La situation semblait plus compliquée pour l'Alan Kurdi, navire allemand affrété par une ONG allemande, qui a mis cap au nord. "Le navire pourra faire route vers la Tunisie ou vers l'Allemagne", a prévenu M. Salvini, déplorant que l'Italie et Malte "subissent depuis des années l'incapacité et l'indifférence de l'UE" au sujet des migrants.
Les ONG refusent de débarquer les migrants en Tunisie, où deux navires commerciaux ayant secouru des migrants ont été bloqués plusieurs semaines cette année et d'où les migrants sont souvent renvoyés d'office dans leur pays d'origine.

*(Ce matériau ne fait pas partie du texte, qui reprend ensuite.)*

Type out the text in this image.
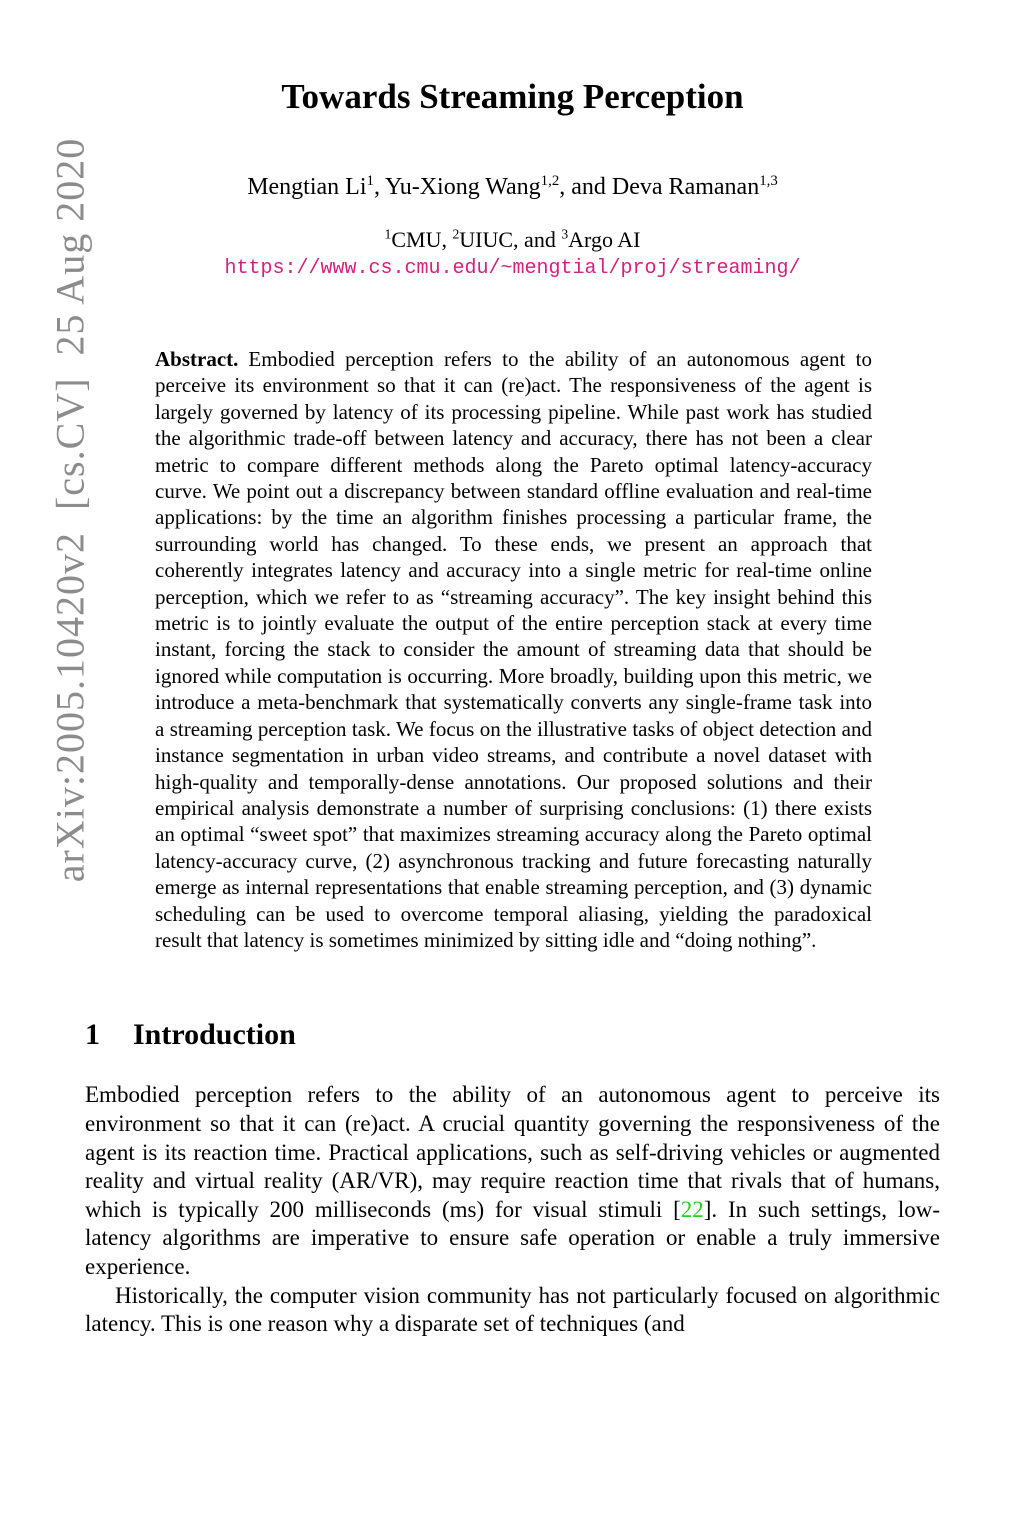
arXiv:2005.10420v2  [cs.CV]  25 Aug 2020
Towards Streaming Perception
Mengtian Li$^1$, Yu-Xiong Wang$^{1,2}$, and Deva Ramanan$^{1,3}$
$^1$CMU, $^2$UIUC, and $^3$Argo AI
https://www.cs.cmu.edu/~mengtial/proj/streaming/
Abstract. Embodied perception refers to the ability of an autonomous agent to perceive its environment so that it can (re)act. The responsiveness of the agent is largely governed by latency of its processing pipeline. While past work has studied the algorithmic trade-off between latency and accuracy, there has not been a clear metric to compare different methods along the Pareto optimal latency-accuracy curve. We point out a discrepancy between standard offline evaluation and real-time applications: by the time an algorithm finishes processing a particular frame, the surrounding world has changed. To these ends, we present an approach that coherently integrates latency and accuracy into a single metric for real-time online perception, which we refer to as “streaming accuracy”. The key insight behind this metric is to jointly evaluate the output of the entire perception stack at every time instant, forcing the stack to consider the amount of streaming data that should be ignored while computation is occurring. More broadly, building upon this metric, we introduce a meta-benchmark that systematically converts any single-frame task into a streaming perception task. We focus on the illustrative tasks of object detection and instance segmentation in urban video streams, and contribute a novel dataset with high-quality and temporally-dense annotations. Our proposed solutions and their empirical analysis demonstrate a number of surprising conclusions: (1) there exists an optimal “sweet spot” that maximizes streaming accuracy along the Pareto optimal latency-accuracy curve, (2) asynchronous tracking and future forecasting naturally emerge as internal representations that enable streaming perception, and (3) dynamic scheduling can be used to overcome temporal aliasing, yielding the paradoxical result that latency is sometimes minimized by sitting idle and “doing nothing”.
1 Introduction

Embodied perception refers to the ability of an autonomous agent to perceive its environment so that it can (re)act. A crucial quantity governing the responsiveness of the agent is its reaction time. Practical applications, such as self-driving vehicles or augmented reality and virtual reality (AR/VR), may require reaction time that rivals that of humans, which is typically 200 milliseconds (ms) for visual stimuli [22]. In such settings, low-latency algorithms are imperative to ensure safe operation or enable a truly immersive experience.

Historically, the computer vision community has not particularly focused on algorithmic latency. This is one reason why a disparate set of techniques (and
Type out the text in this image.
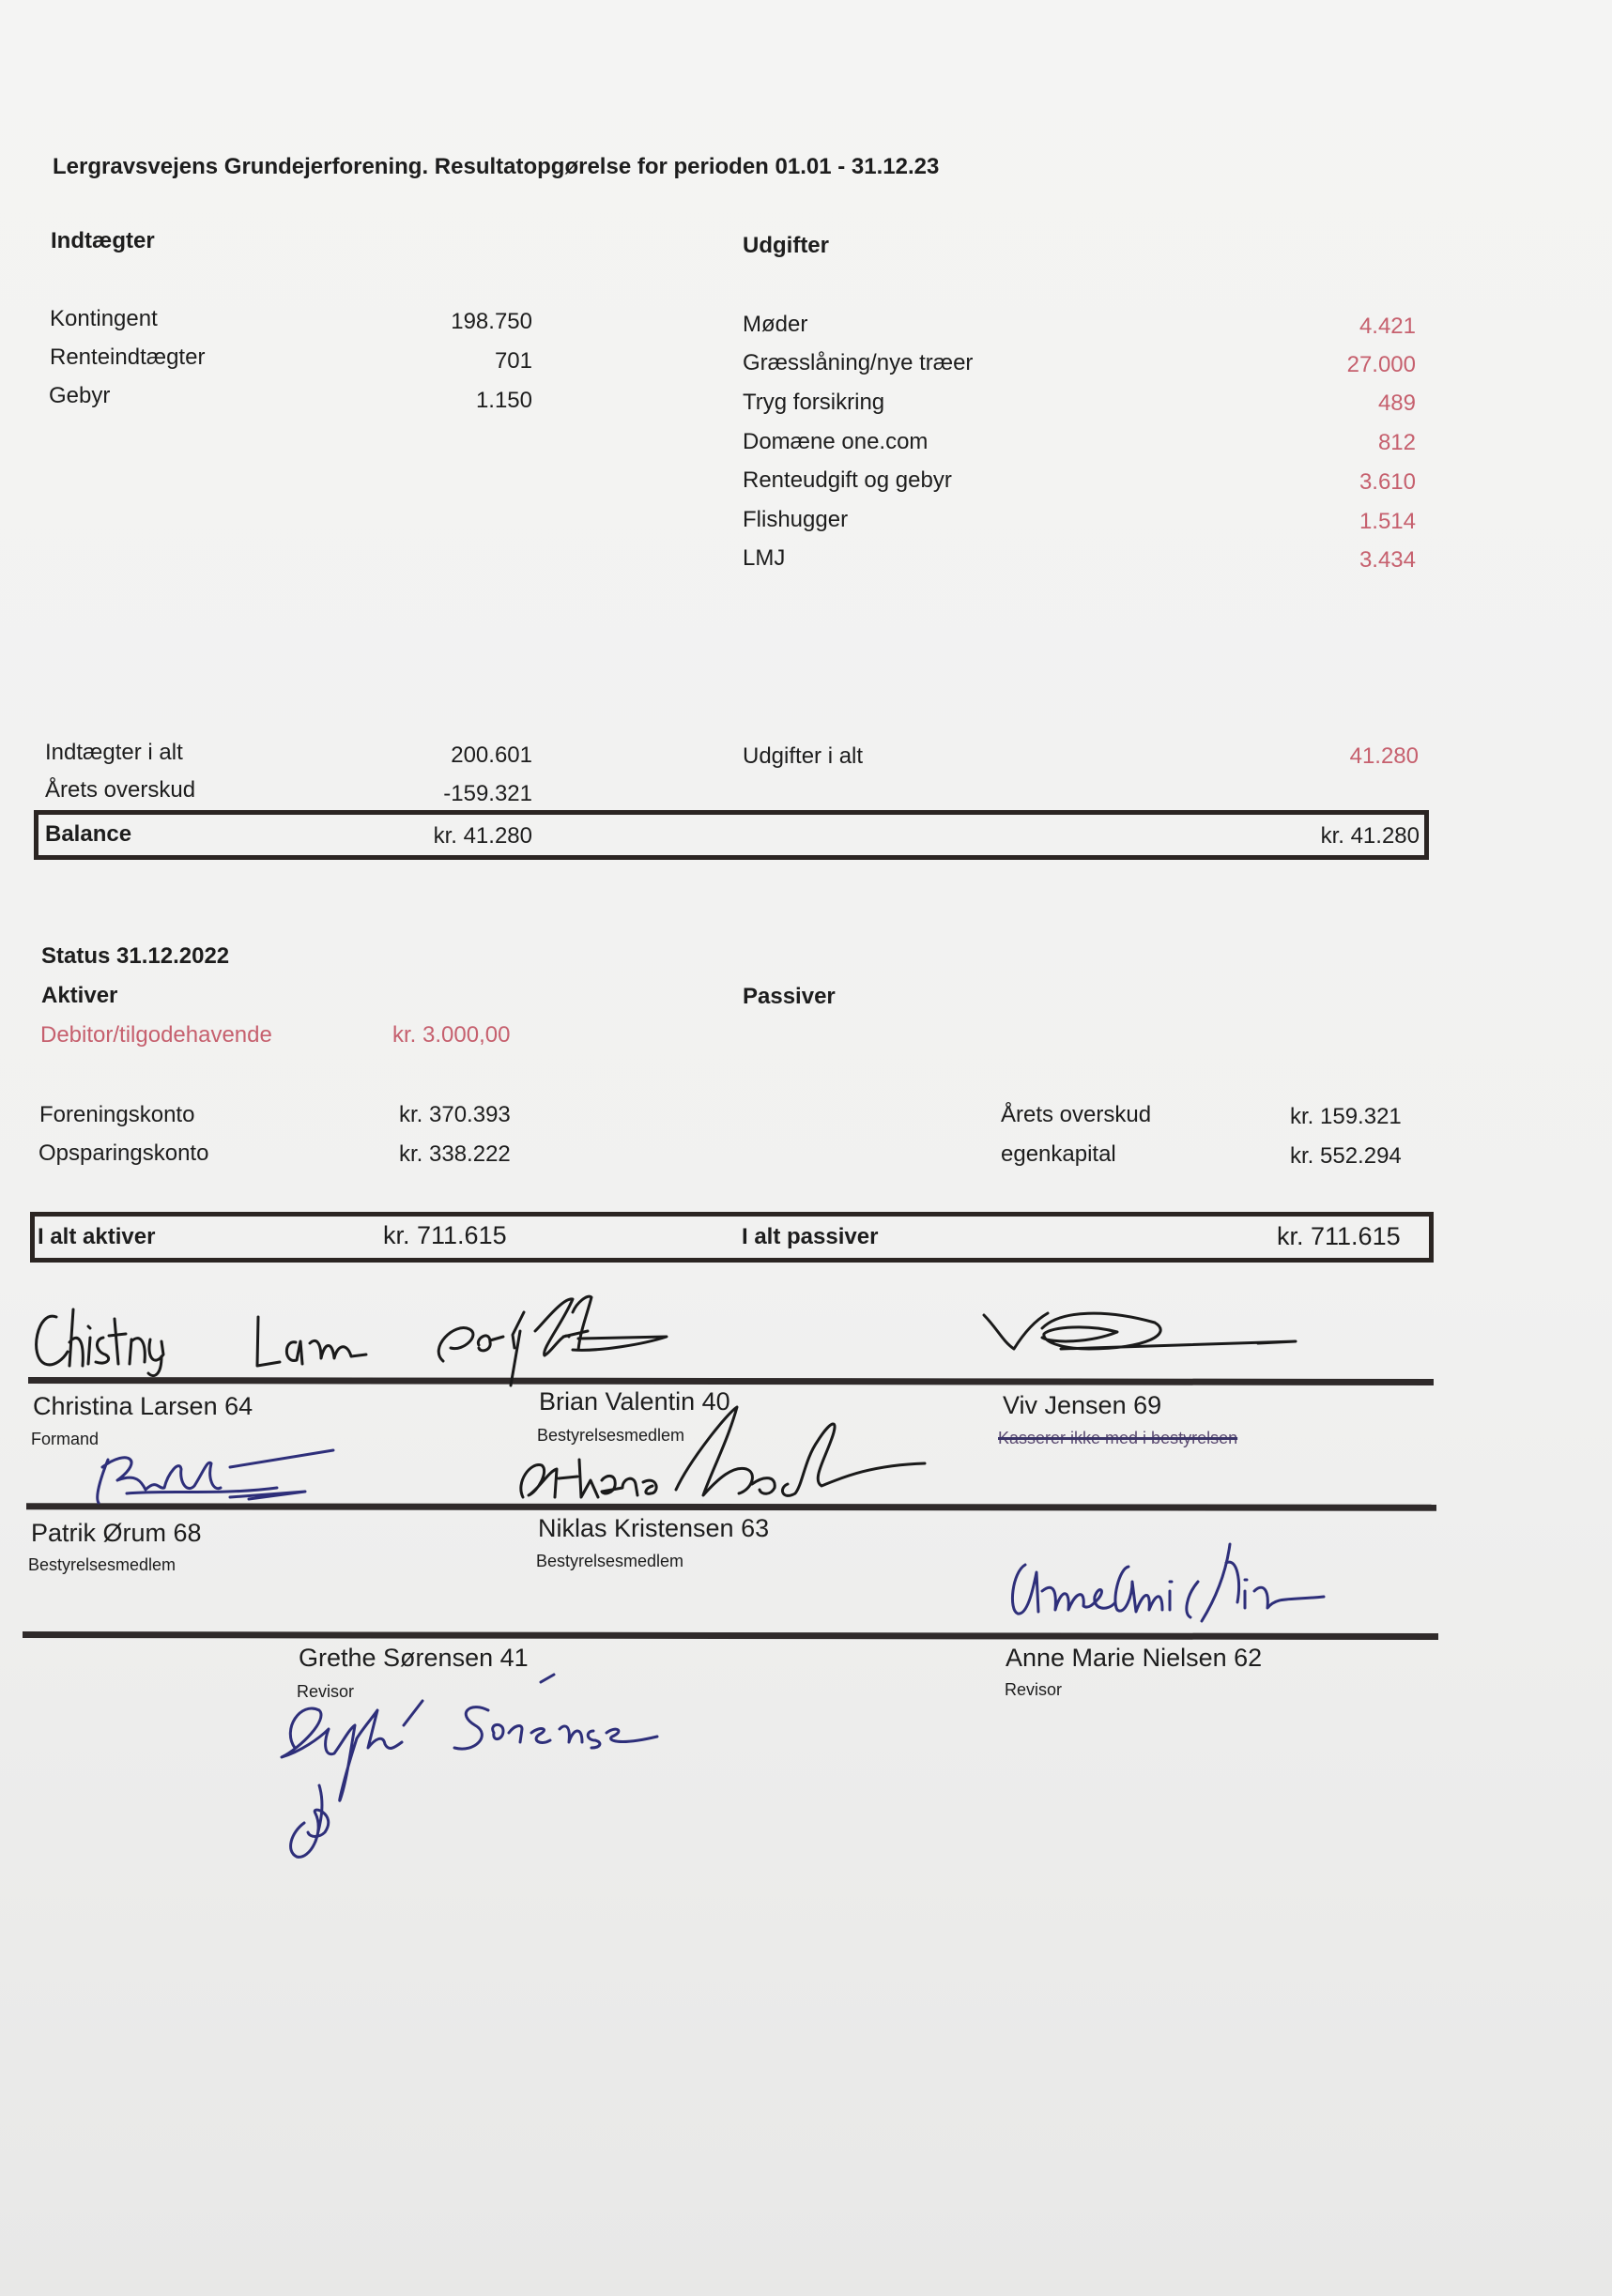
Lergravsvejens Grundejerforening. Resultatopgørelse for perioden 01.01 - 31.12.23
Indtægter
Kontingent	198.750
Renteindtægter	701
Gebyr	1.150
Udgifter
Møder	4.421
Græsslåning/nye træer	27.000
Tryg forsikring	489
Domæne one.com	812
Renteudgift og gebyr	3.610
Flishugger	1.514
LMJ	3.434
Indtægter i alt	200.601
Årets overskud	-159.321
Udgifter i alt	41.280
Balance	kr. 41.280	kr. 41.280
Status 31.12.2022
Aktiver	Passiver
Debitor/tilgodehavende	kr. 3.000,00
Foreningskonto	kr. 370.393
Opsparingskonto	kr. 338.222
Årets overskud	kr. 159.321
egenkapital	kr. 552.294
I alt aktiver	kr. 711.615	I alt passiver	kr. 711.615
Christina Larsen 64
Formand
Brian Valentin 40
Bestyrelsesmedlem
Viv Jensen 69
Kasserer ikke med i bestyrelsen
Patrik Ørum 68
Bestyrelsesmedlem
Niklas Kristensen 63
Bestyrelsesmedlem
Grethe Sørensen 41
Revisor
Anne Marie Nielsen 62
Revisor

Mardi, la juge chargée du cas de Carola Rackete leur a donné raison, estimant que la jeune capitaine n'avait pas eu d'autre choix que de faire route vers le nord, la Libye et la Tunisie n'étant pas sûres.
Dans un courrier vendredi à son homologue allemand Horst Seehofer, M. Salvini a prévenu que l'Allemagne et l'équipage de l'Alan Kurdi seraient "les seuls responsables" si la situation à bord se détériore.
Mais malgré sa fermeté affichée, 69 migrants ont débarqué ces dernières 24 heures à Lampedusa: 55 jeudi après avoir été secourus par des vedettes de la police et des garde-côtes italiens et 14 autres, parmi lesquels deux femmes et quatre enfants, arrivés directement en barque vers minuit dans le petit port.